Con esta resurrección del negocio aparecieron las grandes flotas del vino:
centenares de barcos iban hasta Londres o los puertos de la Hansa. Los ríos también se convirtieron en importantes rutas comerciales: las barricas repletas de vino eran pesadas y difíciles de mover, por lo que el transporte por barco resultaba el más indicado.

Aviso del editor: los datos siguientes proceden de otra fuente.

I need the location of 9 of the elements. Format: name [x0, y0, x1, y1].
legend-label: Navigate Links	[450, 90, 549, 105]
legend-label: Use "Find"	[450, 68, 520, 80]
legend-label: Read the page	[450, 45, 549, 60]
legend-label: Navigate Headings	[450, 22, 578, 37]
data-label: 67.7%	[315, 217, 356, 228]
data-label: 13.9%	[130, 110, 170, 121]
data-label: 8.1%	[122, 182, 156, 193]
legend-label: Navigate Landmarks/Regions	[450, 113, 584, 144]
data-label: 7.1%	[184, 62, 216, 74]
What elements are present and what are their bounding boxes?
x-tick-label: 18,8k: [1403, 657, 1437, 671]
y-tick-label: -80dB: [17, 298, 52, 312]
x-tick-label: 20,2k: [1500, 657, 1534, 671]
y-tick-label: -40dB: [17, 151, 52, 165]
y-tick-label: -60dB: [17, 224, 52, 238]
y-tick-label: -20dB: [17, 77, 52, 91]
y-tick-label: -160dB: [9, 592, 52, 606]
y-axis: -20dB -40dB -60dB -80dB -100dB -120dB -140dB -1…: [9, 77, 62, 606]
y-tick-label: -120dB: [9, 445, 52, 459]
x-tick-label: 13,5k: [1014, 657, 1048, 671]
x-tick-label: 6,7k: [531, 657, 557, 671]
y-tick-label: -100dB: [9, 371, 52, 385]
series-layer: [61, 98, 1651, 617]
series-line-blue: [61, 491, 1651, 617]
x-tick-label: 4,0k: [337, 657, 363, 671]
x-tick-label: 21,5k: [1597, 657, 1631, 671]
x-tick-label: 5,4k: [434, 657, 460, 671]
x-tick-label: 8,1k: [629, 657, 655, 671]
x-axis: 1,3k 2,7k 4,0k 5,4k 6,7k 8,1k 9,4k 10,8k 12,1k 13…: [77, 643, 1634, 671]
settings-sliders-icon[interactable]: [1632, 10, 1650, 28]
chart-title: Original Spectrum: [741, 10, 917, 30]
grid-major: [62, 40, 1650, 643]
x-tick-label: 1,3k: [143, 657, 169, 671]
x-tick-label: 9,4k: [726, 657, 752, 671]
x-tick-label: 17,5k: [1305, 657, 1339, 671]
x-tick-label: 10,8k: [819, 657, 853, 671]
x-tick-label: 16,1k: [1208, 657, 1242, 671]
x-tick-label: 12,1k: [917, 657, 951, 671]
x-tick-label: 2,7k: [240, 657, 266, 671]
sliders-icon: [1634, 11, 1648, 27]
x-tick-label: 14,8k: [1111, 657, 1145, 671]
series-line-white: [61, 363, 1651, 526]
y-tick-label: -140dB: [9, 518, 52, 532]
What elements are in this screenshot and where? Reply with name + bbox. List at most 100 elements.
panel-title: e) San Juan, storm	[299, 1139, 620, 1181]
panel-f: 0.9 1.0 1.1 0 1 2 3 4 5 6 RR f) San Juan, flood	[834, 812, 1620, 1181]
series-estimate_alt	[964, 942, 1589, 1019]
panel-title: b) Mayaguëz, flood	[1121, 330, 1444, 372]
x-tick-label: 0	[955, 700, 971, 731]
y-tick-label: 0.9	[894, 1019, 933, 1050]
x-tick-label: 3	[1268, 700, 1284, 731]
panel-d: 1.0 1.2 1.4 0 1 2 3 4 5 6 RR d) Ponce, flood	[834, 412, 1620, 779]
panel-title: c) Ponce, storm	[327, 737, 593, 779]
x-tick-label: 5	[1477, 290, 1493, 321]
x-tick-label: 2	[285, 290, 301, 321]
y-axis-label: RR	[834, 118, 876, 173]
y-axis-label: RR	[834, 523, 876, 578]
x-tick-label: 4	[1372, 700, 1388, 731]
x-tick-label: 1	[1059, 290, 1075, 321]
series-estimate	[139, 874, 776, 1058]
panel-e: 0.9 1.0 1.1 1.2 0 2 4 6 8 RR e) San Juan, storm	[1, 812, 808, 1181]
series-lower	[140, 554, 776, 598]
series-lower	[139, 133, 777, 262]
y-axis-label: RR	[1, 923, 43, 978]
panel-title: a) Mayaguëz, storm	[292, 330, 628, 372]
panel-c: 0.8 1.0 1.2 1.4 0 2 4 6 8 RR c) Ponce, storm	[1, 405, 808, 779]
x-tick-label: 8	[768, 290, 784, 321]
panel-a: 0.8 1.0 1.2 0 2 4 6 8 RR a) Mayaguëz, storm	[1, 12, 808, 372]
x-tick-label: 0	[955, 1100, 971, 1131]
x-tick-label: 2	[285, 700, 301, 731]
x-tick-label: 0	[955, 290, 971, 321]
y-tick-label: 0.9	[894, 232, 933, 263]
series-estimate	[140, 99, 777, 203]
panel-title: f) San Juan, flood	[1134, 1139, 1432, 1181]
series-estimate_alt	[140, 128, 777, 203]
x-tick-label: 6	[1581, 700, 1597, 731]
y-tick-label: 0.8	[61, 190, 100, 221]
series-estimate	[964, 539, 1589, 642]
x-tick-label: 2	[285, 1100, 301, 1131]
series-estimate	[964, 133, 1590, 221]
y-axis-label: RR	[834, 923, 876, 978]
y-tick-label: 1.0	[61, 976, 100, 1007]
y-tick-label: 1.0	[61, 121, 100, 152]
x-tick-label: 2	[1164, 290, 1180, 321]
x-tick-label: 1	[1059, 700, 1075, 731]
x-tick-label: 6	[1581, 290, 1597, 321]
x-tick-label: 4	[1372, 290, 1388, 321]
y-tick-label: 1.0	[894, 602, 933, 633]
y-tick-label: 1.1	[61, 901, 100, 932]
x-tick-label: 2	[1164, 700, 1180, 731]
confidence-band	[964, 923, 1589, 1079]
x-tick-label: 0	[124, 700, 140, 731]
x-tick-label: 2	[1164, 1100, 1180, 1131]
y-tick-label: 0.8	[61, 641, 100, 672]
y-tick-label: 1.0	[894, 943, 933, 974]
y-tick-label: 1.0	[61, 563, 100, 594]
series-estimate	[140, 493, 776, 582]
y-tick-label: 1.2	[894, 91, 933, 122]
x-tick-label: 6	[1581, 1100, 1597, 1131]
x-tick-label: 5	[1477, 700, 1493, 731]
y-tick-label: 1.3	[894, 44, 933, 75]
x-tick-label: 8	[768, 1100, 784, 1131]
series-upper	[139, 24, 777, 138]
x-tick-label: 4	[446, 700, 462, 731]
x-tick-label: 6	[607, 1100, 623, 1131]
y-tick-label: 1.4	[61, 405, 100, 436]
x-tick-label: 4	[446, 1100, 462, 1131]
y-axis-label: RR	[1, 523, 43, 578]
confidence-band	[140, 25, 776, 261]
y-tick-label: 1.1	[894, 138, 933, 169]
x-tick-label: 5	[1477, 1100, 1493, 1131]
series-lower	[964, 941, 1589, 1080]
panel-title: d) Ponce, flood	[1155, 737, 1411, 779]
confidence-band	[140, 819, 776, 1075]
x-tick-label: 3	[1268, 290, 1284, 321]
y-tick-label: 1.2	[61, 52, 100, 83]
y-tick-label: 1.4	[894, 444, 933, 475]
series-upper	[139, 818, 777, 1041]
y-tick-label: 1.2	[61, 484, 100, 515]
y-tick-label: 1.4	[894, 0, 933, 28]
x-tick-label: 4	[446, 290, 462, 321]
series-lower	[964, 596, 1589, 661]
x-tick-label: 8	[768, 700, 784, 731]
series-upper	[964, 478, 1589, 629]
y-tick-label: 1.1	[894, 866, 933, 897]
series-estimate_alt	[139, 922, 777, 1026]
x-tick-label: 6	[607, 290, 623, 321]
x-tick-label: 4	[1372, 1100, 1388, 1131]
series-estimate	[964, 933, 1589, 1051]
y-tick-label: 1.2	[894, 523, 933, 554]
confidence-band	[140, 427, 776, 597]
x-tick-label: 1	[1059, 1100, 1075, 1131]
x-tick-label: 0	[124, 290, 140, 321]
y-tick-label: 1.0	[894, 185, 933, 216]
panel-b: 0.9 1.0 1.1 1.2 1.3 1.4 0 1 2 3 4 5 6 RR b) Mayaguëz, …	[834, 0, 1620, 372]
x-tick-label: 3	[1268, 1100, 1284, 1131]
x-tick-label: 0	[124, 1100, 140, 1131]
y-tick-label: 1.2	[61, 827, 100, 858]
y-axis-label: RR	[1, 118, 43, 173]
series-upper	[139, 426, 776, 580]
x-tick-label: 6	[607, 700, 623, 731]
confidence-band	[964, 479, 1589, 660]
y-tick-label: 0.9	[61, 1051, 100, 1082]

Para el hombre medieval, el vino o la cerveza no eran un lujo, eran una necesidad. Las ciudades ofrecían un agua impura y con frecuencia peligrosa. Al desempeñar el papel de antiséptico, el vino fue un elemento importante de la rudimentaria medicina de la época. Se mezclaba con el agua para hacerla bebible. Pocas veces se tomaba agua pura, al menos en las ciudades. «El agua sola no es sana para un inglés», escribió en 1542 el erudito británico Andrew Boorde.
Grandes cantidades de vino circulaban en aquella época. En el siglo XIV las exportaciones de Burdeos hacia Inglaterra eran tan importantes que su media anual no fue superada hasta 1979. El rey Eduardo II de Inglaterra encargó el equivalente de más de un millón de botellas con ocasión de su boda con Isabel de Francia, en 1308. Bajo el reinado de Isabel 1, casi tres siglos después, los ingleses bebían más de cuarenta millones de botellas de vino por año para una población de poco más de seis millones de habitantes.